Kumpulan Ide Bisnis Kreatif dan Peluang Usaha Terbaru

Kisah Sukses - Omset Rp. 130juta Dari Souvenir Khas Jakarta

Peluang usaha souvenir bisa dibilang masih luas. Mendengar bisnis souvenir, kebanyakan orang hanya terbayang pada souvenir pernikahan, padahal bukan hanya itu saja, ada juga souvenir ulang tahun, souvenir flanel, dan yang akan saya bahas nanti, souvenir khas suatu daerah. Modal dan terbatasnya pengalaman tak menjadi penghalang bagi Ayu Rachmawaty untuk memulai usaha kreatif membuat produk souvenir khas Jakarta. Kini usahanya mampu meraih omset ratusan juga rupiah. Bagaimana cara Ayu memulai bisnis souvenirnya? Seperti apa pula produk kreasinya dan lika-liku usaha hingga memiliki gerai di hotel, tempat wisata dan mall?
Awal Mula Usaha
Setelah menyelesaikan studi di Singapura, Ayu Rachmawaty kembali ke Jakarta dengan harapan bisa mendapatkan pekerjaan layak dengan gaji tinggi. Ayu pun melamar ke berbagai perusahaan, namun tak satupun perusahaan yang didatangi memberikan penawaran gaji di atas Rp. 5 juta sesuai keinginannya. Mulailah terbesit untuk membuka usaha sendiri dengan membuat berbagai macam souvenir khas Jakarta. Ayu terinspirasi dari tempat perbelanjaan dan tempat wisata di Singapura yang selalu menjual souvenir khas.
magnet fiber tempelan kulkas. Source : www.gimblett.blogspot.com
Ayu melihat belum ada pelaku bisnis yang berkecimpung dalam bisnis souvenir khas Jakarta, hal ini menambah semangat Ayu untuk merealisasikan ide usahanya. Awal tahun 2005 Ayu pun mulai merintis usaha dengan modal awal yang cukup minim hanya sebesar Rp. 10 juta. Modal dari saku pribadinya itu untuk dibelikan bahan baku, peralatan seperti kompresor, amplas, ember dan gaji karyawan. 

Proses Sukses
Saat usahanya berjalan 1 tahun, Ayu mendaftarkan dirinya menjadi mitra binaan UMKM DKI Jakarta yang berlokasi di MT Haryono, Jakpus. Melihat respons dan potensi pasar usahanya yang bagus, Ayu kemudian mendapatkan suntikan dana tambahan dari pihak BUMN Telkom yang terbagi dalam dua tahap. Pertama ia mendapat tambahan modal sebesar Rp. 40 juta dan kedua Rp. 60 juta.

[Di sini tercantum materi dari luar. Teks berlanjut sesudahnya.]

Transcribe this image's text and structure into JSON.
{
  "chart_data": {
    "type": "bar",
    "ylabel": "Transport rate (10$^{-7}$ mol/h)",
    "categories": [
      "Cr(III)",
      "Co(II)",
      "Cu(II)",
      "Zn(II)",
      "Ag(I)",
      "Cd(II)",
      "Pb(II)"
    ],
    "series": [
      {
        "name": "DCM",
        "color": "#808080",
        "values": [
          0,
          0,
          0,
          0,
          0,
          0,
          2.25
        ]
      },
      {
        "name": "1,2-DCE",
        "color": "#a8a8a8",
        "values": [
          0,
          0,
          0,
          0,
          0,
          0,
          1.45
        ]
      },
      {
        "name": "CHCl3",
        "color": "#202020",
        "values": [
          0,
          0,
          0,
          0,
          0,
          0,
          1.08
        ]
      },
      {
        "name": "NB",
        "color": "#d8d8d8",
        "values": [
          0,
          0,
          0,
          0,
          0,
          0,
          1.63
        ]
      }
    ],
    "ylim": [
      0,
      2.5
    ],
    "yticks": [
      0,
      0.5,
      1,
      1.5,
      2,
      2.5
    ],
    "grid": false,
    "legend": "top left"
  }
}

Ayu mengaku bisa mendapatkan pinjaman modal usaha setelah masuk mitra binaan UMKM DKI Jakarta. Selain itu ada beberapa syarat lain yang harus dipenuhi agar bisa mendapatkan pinjaman modal. Syarat itu antara lain ; produk harus kreatif, berkualitas, perlengkapan fotocopy KTP, KK, dan neraca rugi laba yang sudah dibukukan. Tempat usaha juga dicek pihak BUMN.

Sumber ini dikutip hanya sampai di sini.